Madame de Poncarré[15] occupée du même zèle, demeure ruë Neuve Saint Mederic.
[15] Femme du maître des requêtes, nommé en 1703 premier président à Rouen.
Les Revérends Pères Celestins font distribuer tous les jours du pain, à tous les pauvres qui se présentent à leur porte à huit heures du matin, à deux, et à six heures de relevée.
Les Revérends Pères de Saint Lazare, donnent tous les jours à disné à vingt quatre pauvres.
Les Révérends Pères Chartreux, donnent à disné tous les Vendredis à un grand nombre de pauvres honteux.
Les Reverends Pères de l’Oratoire de l’Enfant Jésus ruë d’Enfer, donnent aux pauvres la déserte[16] de leur table.
[16] Lisez « desserte. »
On donne à disné tous les Dimanche à douze pauvres honteux au Jardin Médicinal de Pincourt, Fauxbourg Saint Antoine[17].
[17] « Où ils sont servis par Monsieur le Directeur. » Edit. 1691, p. 4. C’étoient, y est-il dit aussi, « les médecins de la Société Royale » qui donnoient le dîner.

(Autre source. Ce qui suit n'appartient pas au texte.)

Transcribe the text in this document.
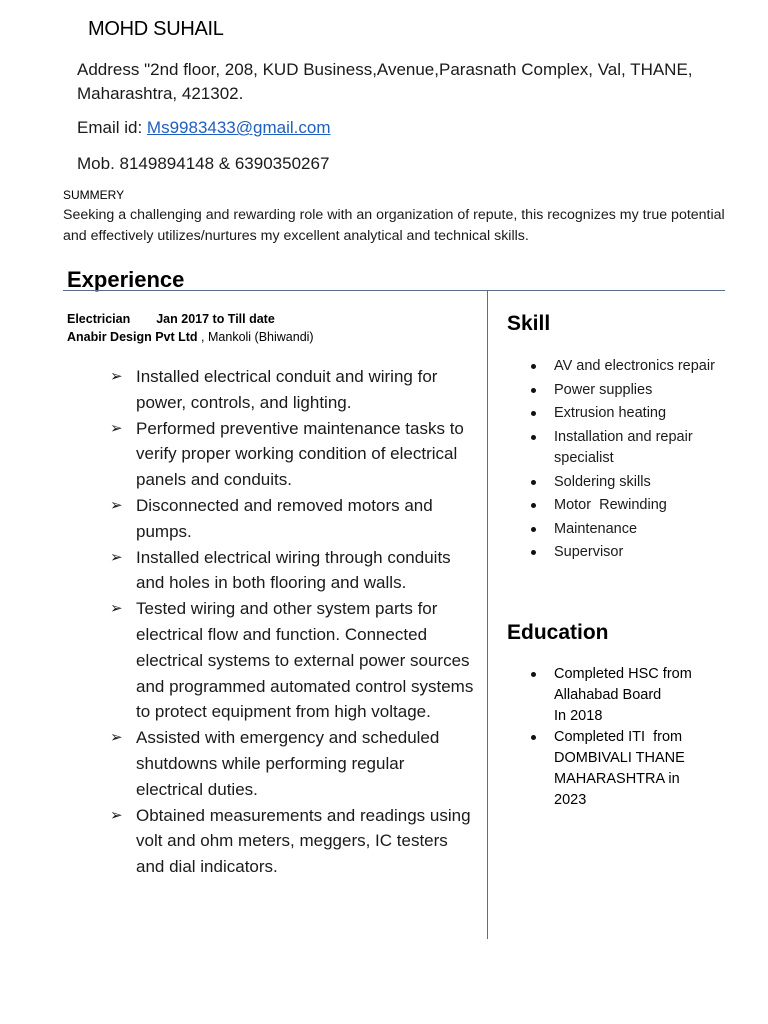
MOHD SUHAIL
Address "2nd floor, 208, KUD Business,Avenue,Parasnath Complex, Val, THANE, Maharashtra, 421302.
Email id: Ms9983433@gmail.com
Mob. 8149894148 & 6390350267
SUMMERY
Seeking a challenging and rewarding role with an organization of repute, this recognizes my true potential and effectively utilizes/nurtures my excellent analytical and technical skills.
Experience
Electrician Jan 2017 to Till date
Anabir Design Pvt Ltd , Mankoli (Bhiwandi)
➢ Installed electrical conduit and wiring for power, controls, and lighting.
➢ Performed preventive maintenance tasks to verify proper working condition of electrical panels and conduits.
➢ Disconnected and removed motors and pumps.
➢ Installed electrical wiring through conduits and holes in both flooring and walls.
➢ Tested wiring and other system parts for electrical flow and function. Connected electrical systems to external power sources and programmed automated control systems to protect equipment from high voltage.
➢ Assisted with emergency and scheduled shutdowns while performing regular electrical duties.
➢ Obtained measurements and readings using volt and ohm meters, meggers, IC testers and dial indicators.
Skill
AV and electronics repair
Power supplies
Extrusion heating
Installation and repair specialist
Soldering skills
Motor  Rewinding
Maintenance
Supervisor
Education
Completed HSC from
Allahabad Board
In 2018
Completed ITI  from
DOMBIVALI THANE
MAHARASHTRA in
2023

L’Almanach Spirituel qui marque toutes solemnitez des Eglises de Paris, les jours et la condition des Indulgences, se vend rue Saint Jacques chez George Josse[18] à la Couronne d’Epine.
[18] Un des plus vieux libraires du quartier Saint-Jacques. De 1659 à 1661, il avoit été syndic.
Tous les Dimanches après Vespres M. l’Abbé Galliot sous Pénitencier de Paris, tient une conférence publique de Controverse en la Chapelle du Collége des Lombards ruë des Carmes.